Afferent feedback has been shown to modulate the excitability of the motor neuron pool and is known to play a central role in the regulation of muscle activity. The overall aim of this project is to enhance our understanding of the human somatosensory system and to determine the contribution of afferent feedback to motor control. Previous studies have demonstrated the complexity of sensory perturbations. Blood flow restriction provides an elegant model for analysing the effects of altered sensory feedback as it stimulates and inhibits different afferent species. A direct recording of neural information is hardly achievable in humans due to practical (nerves are just a few square millimetres in diameter) and ethical (they lay deep under the skin and are easy to damage) factors. Muscles, on the other hand, act as biological amplifiers of the descending signal. They allow for a convenient, non- (or minimally-) invasive, precise and reliable measurement of the efferent information, which goes under the name of electromyography (EMG). High-density EMG (HDEMG) allows to decompose the activity of a considerable amount of motor neurons and to infer the behaviour of the motor neuron pool, therefore representing the ideal methodology of investigation for this project.
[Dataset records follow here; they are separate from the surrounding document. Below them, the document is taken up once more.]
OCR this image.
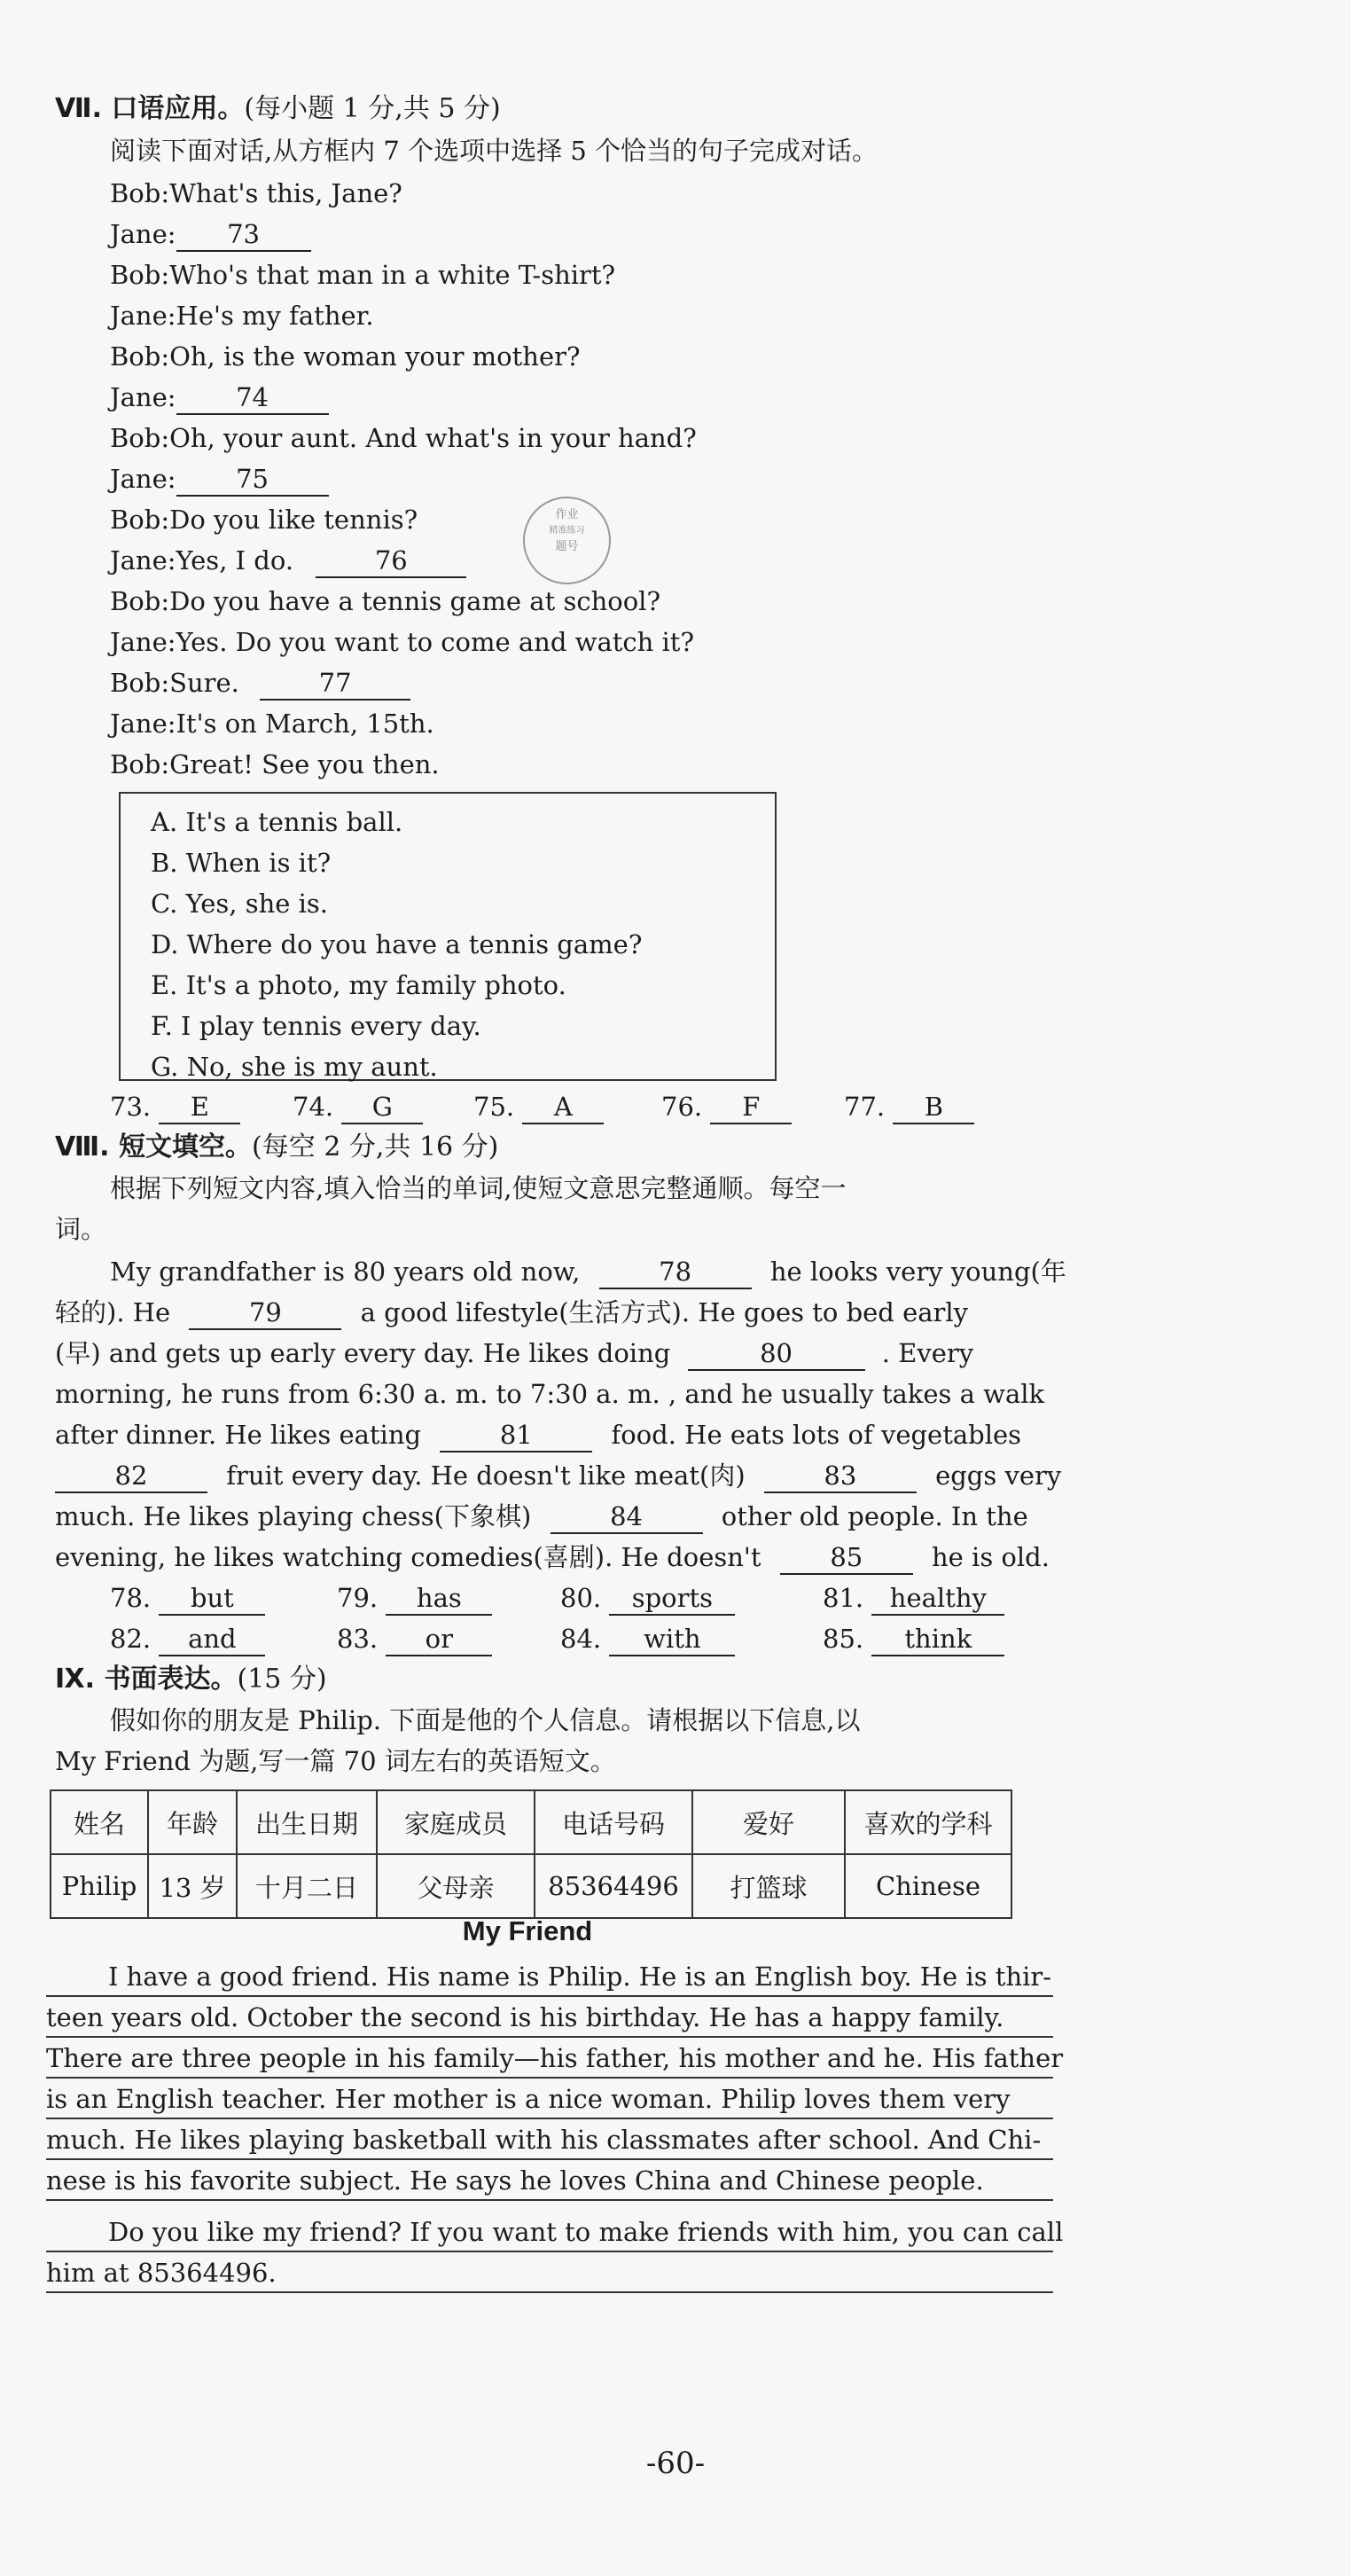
Ⅶ. 口语应用。(每小题 1 分,共 5 分)
阅读下面对话,从方框内 7 个选项中选择 5 个恰当的句子完成对话。
Bob:What's this, Jane?
Jane: 73
Bob:Who's that man in a white T-shirt?
Jane:He's my father.
Bob:Oh, is the woman your mother?
Jane: 74
Bob:Oh, your aunt. And what's in your hand?
Jane: 75
Bob:Do you like tennis?
Jane:Yes, I do.	76
Bob:Do you have a tennis game at school?
Jane:Yes. Do you want to come and watch it?
Bob:Sure.	77
Jane:It's on March, 15th.
Bob:Great! See you then.
作业
精准练习
题号
A. It's a tennis ball.
B. When is it?
C. Yes, she is.
D. Where do you have a tennis game?
E. It's a photo, my family photo.
F. I play tennis every day.
G. No, she is my aunt.
73. E	74. G	75. A	76. F	77. B
Ⅷ. 短文填空。(每空 2 分,共 16 分)
根据下列短文内容,填入恰当的单词,使短文意思完整通顺。每空一
词。
My grandfather is 80 years old now,	78	he looks very young(年
轻的). He	79	a good lifestyle(生活方式). He goes to bed early
(早) and gets up early every day. He likes doing	80	. Every
morning, he runs from 6:30 a. m. to 7:30 a. m. , and he usually takes a walk
after dinner. He likes eating	81	food. He eats lots of vegetables
82	fruit every day. He doesn't like meat(肉)	83	eggs very
much. He likes playing chess(下象棋)	84	other old people. In the
evening, he likes watching comedies(喜剧). He doesn't	85	he is old.
78. but	79. has	80. sports	81. healthy
82. and	83. or	84. with	85. think
Ⅸ. 书面表达。(15 分)
假如你的朋友是 Philip. 下面是他的个人信息。请根据以下信息,以
My Friend 为题,写一篇 70 词左右的英语短文。
姓名	年龄	出生日期	家庭成员	电话号码	爱好	喜欢的学科
Philip	13 岁	十月二日	父母亲	85364496	打篮球	Chinese
My Friend
I have a good friend. His name is Philip. He is an English boy. He is thir-
teen years old. October the second is his birthday. He has a happy family.
There are three people in his family—his father, his mother and he. His father
is an English teacher. Her mother is a nice woman. Philip loves them very
much. He likes playing basketball with his classmates after school. And Chi-
nese is his favorite subject. He says he loves China and Chinese people.
Do you like my friend? If you want to make friends with him, you can call
him at 85364496.
-60-
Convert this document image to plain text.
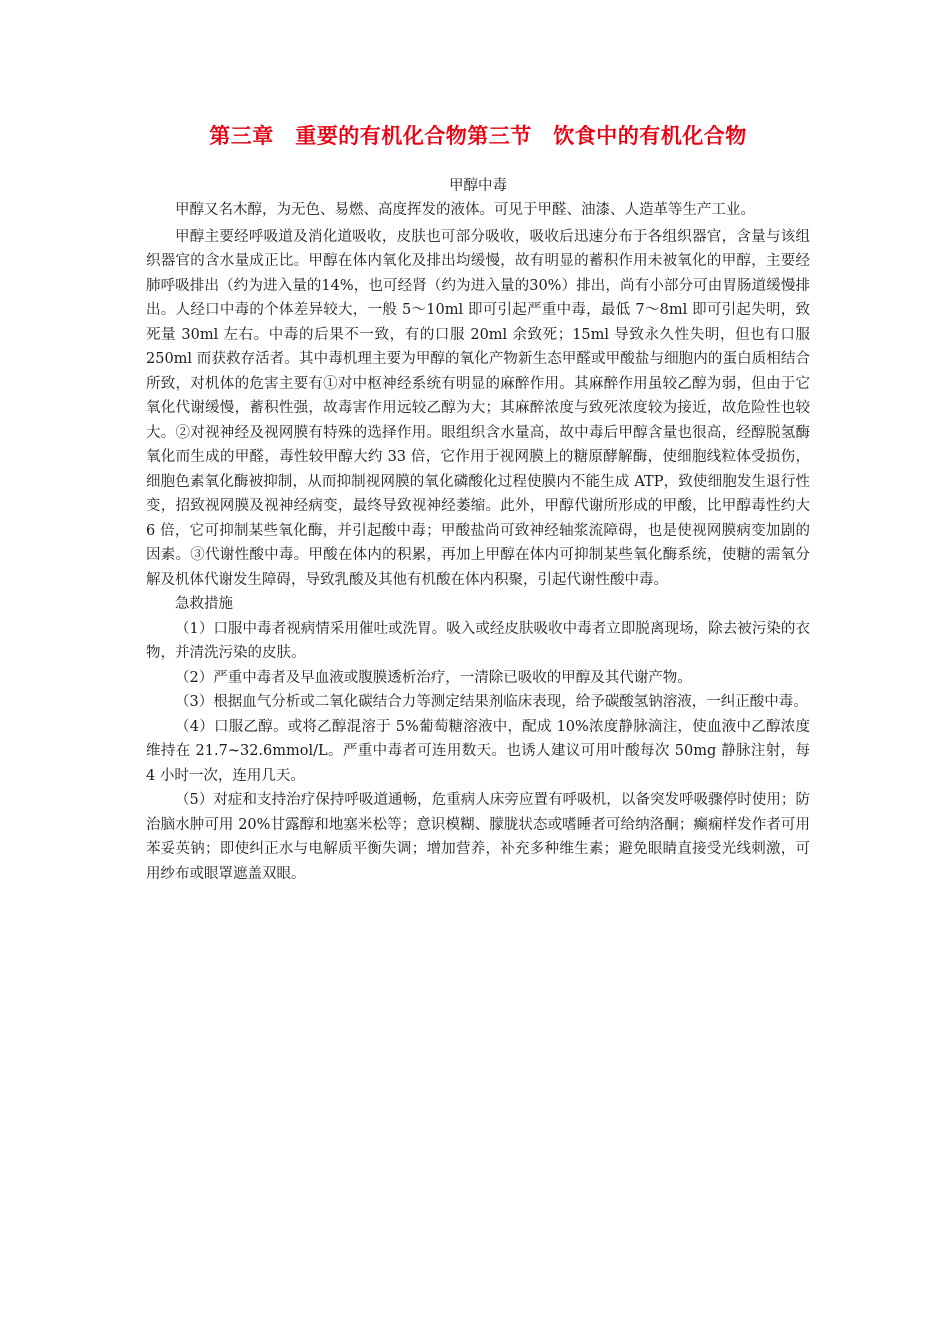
第三章　重要的有机化合物第三节　饮食中的有机化合物
甲醇中毒

甲醇又名木醇，为无色、易燃、高度挥发的液体。可见于甲醛、油漆、人造革等生产工业。

甲醇主要经呼吸道及消化道吸收，皮肤也可部分吸收，吸收后迅速分布于各组织器官，含量与该组织器官的含水量成正比。甲醇在体内氧化及排出均缓慢，故有明显的蓄积作用未被氧化的甲醇，主要经肺呼吸排出（约为进入量的14%，也可经肾（约为进入量的30%）排出，尚有小部分可由胃肠道缓慢排出。人经口中毒的个体差异较大，一般 5～10ml 即可引起严重中毒，最低 7～8ml 即可引起失明，致死量 30ml 左右。中毒的后果不一致，有的口服 20ml 余致死；15ml 导致永久性失明，但也有口服 250ml 而获救存活者。其中毒机理主要为甲醇的氧化产物新生态甲醛或甲酸盐与细胞内的蛋白质相结合所致，对机体的危害主要有①对中枢神经系统有明显的麻醉作用。其麻醉作用虽较乙醇为弱，但由于它氧化代谢缓慢，蓄积性强，故毒害作用远较乙醇为大；其麻醉浓度与致死浓度较为接近，故危险性也较大。②对视神经及视网膜有特殊的选择作用。眼组织含水量高，故中毒后甲醇含量也很高，经醇脱氢酶氧化而生成的甲醛，毒性较甲醇大约 33 倍，它作用于视网膜上的糖原酵解酶，使细胞线粒体受损伤，细胞色素氧化酶被抑制，从而抑制视网膜的氧化磷酸化过程使膜内不能生成 ATP，致使细胞发生退行性变，招致视网膜及视神经病变，最终导致视神经萎缩。此外，甲醇代谢所形成的甲酸，比甲醇毒性约大 6 倍，它可抑制某些氧化酶，并引起酸中毒；甲酸盐尚可致神经轴浆流障碍，也是使视网膜病变加剧的因素。③代谢性酸中毒。甲酸在体内的积累，再加上甲醇在体内可抑制某些氧化酶系统，使糖的需氧分解及机体代谢发生障碍，导致乳酸及其他有机酸在体内积聚，引起代谢性酸中毒。

急救措施

（1）口服中毒者视病情采用催吐或洗胃。吸入或经皮肤吸收中毒者立即脱离现场，除去被污染的衣物，并清洗污染的皮肤。

（2）严重中毒者及早血液或腹膜透析治疗，一清除已吸收的甲醇及其代谢产物。

（3）根据血气分析或二氧化碳结合力等测定结果剂临床表现，给予碳酸氢钠溶液，一纠正酸中毒。

（4）口服乙醇。或将乙醇混溶于 5%葡萄糖溶液中，配成 10%浓度静脉滴注，使血液中乙醇浓度维持在 21.7~32.6mmol/L。严重中毒者可连用数天。也诱人建议可用叶酸每次 50mg 静脉注射，每 4 小时一次，连用几天。

（5）对症和支持治疗保持呼吸道通畅，危重病人床旁应置有呼吸机，以备突发呼吸骤停时使用；防治脑水肿可用 20%甘露醇和地塞米松等；意识模糊、朦胧状态或嗜睡者可给纳洛酮；癫痫样发作者可用苯妥英钠；即使纠正水与电解质平衡失调；增加营养，补充多种维生素；避免眼睛直接受光线刺激，可用纱布或眼罩遮盖双眼。
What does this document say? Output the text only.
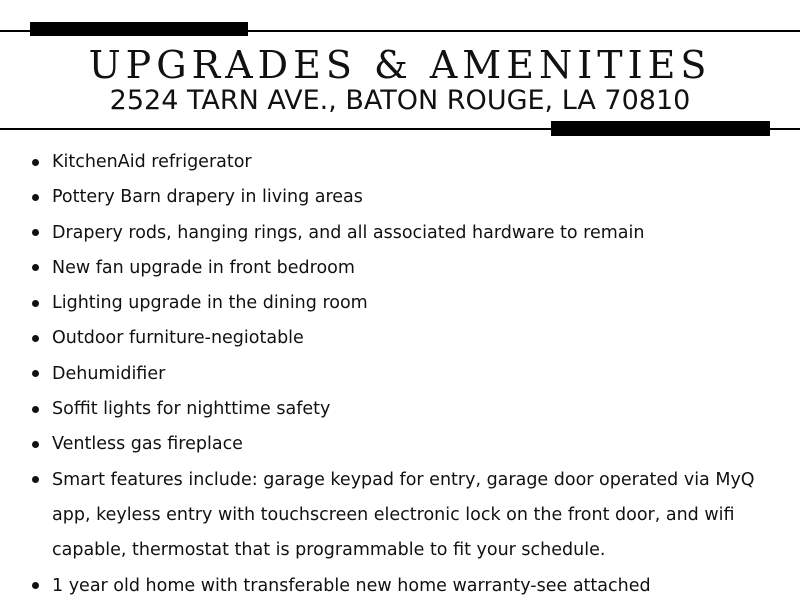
UPGRADES & AMENITIES
2524 TARN AVE., BATON ROUGE, LA 70810
KitchenAid refrigerator
Pottery Barn drapery in living areas
Drapery rods, hanging rings, and all associated hardware to remain
New fan upgrade in front bedroom
Lighting upgrade in the dining room
Outdoor furniture-negiotable
Dehumidifier
Soffit lights for nighttime safety
Ventless gas fireplace
Smart features include: garage keypad for entry, garage door operated via MyQ app, keyless entry with touchscreen electronic lock on the front door, and wifi capable, thermostat that is programmable to fit your schedule.
1 year old home with transferable new home warranty-see attached
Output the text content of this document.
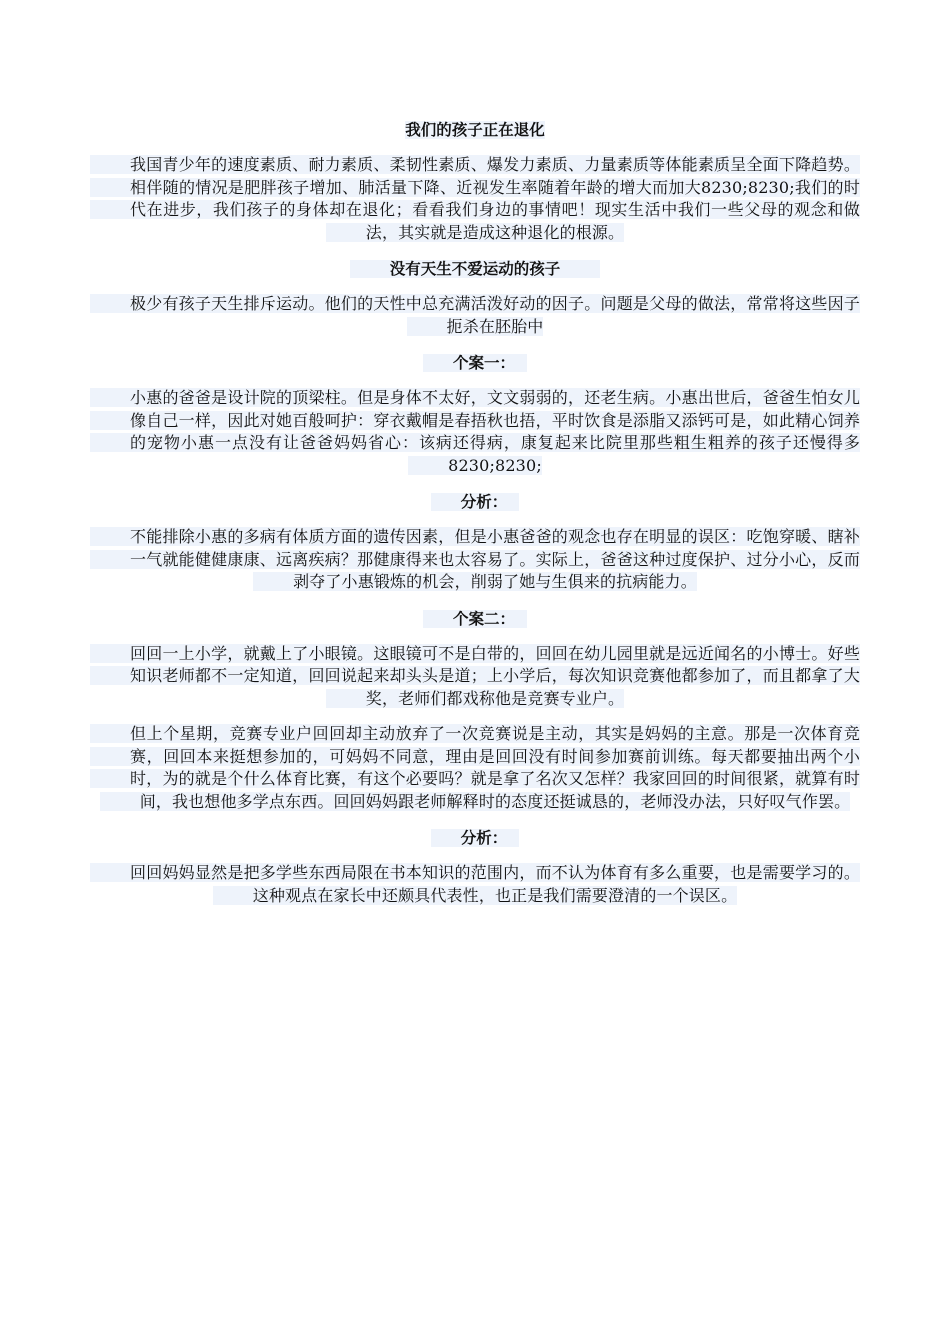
我们的孩子正在退化

我国青少年的速度素质、耐力素质、柔韧性素质、爆发力素质、力量素质等体能素质呈全面下降趋势。相伴随的情况是肥胖孩子增加、肺活量下降、近视发生率随着年龄的增大而加大8230;8230;我们的时代在进步，我们孩子的身体却在退化；看看我们身边的事情吧！现实生活中我们一些父母的观念和做法，其实就是造成这种退化的根源。

没有天生不爱运动的孩子

极少有孩子天生排斥运动。他们的天性中总充满活泼好动的因子。问题是父母的做法，常常将这些因子扼杀在胚胎中

个案一：

小惠的爸爸是设计院的顶梁柱。但是身体不太好，文文弱弱的，还老生病。小惠出世后，爸爸生怕女儿像自己一样，因此对她百般呵护：穿衣戴帽是春捂秋也捂，平时饮食是添脂又添钙可是，如此精心饲养的宠物小惠一点没有让爸爸妈妈省心：该病还得病，康复起来比院里那些粗生粗养的孩子还慢得多8230;8230;

分析：

不能排除小惠的多病有体质方面的遗传因素，但是小惠爸爸的观念也存在明显的误区：吃饱穿暖、瞎补一气就能健健康康、远离疾病？那健康得来也太容易了。实际上，爸爸这种过度保护、过分小心，反而剥夺了小惠锻炼的机会，削弱了她与生俱来的抗病能力。

个案二：

回回一上小学，就戴上了小眼镜。这眼镜可不是白带的，回回在幼儿园里就是远近闻名的小博士。好些知识老师都不一定知道，回回说起来却头头是道；上小学后，每次知识竞赛他都参加了，而且都拿了大奖，老师们都戏称他是竞赛专业户。

但上个星期，竞赛专业户回回却主动放弃了一次竞赛说是主动，其实是妈妈的主意。那是一次体育竞赛，回回本来挺想参加的，可妈妈不同意，理由是回回没有时间参加赛前训练。每天都要抽出两个小时，为的就是个什么体育比赛，有这个必要吗？就是拿了名次又怎样？我家回回的时间很紧，就算有时间，我也想他多学点东西。回回妈妈跟老师解释时的态度还挺诚恳的，老师没办法，只好叹气作罢。

分析：

回回妈妈显然是把多学些东西局限在书本知识的范围内，而不认为体育有多么重要，也是需要学习的。这种观点在家长中还颇具代表性，也正是我们需要澄清的一个误区。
We have modified the work packages of the preceding project (PN 2-3 A) as follows: WP 1 investigate the hypothesis that altered afferent feedback modifies muscle activity and leads to central compensatory mechanisms associated with fatigue. WP 2 generally investigate the behaviour of synergistic muscle pairs in the context of fatigue to better understand central compensatory strategies and combine these results with BFR in WP 3 to better understand the common drive and shared motor pool. WP 4 provide isolated metabolic effects by studying the contralateral side to generate a holistic picture of the coping strategy of the sensory nervous system with altered afferent feedback. The datasets generated with high quality baseline and perturbed neuromechanical data can be used for model development and validation.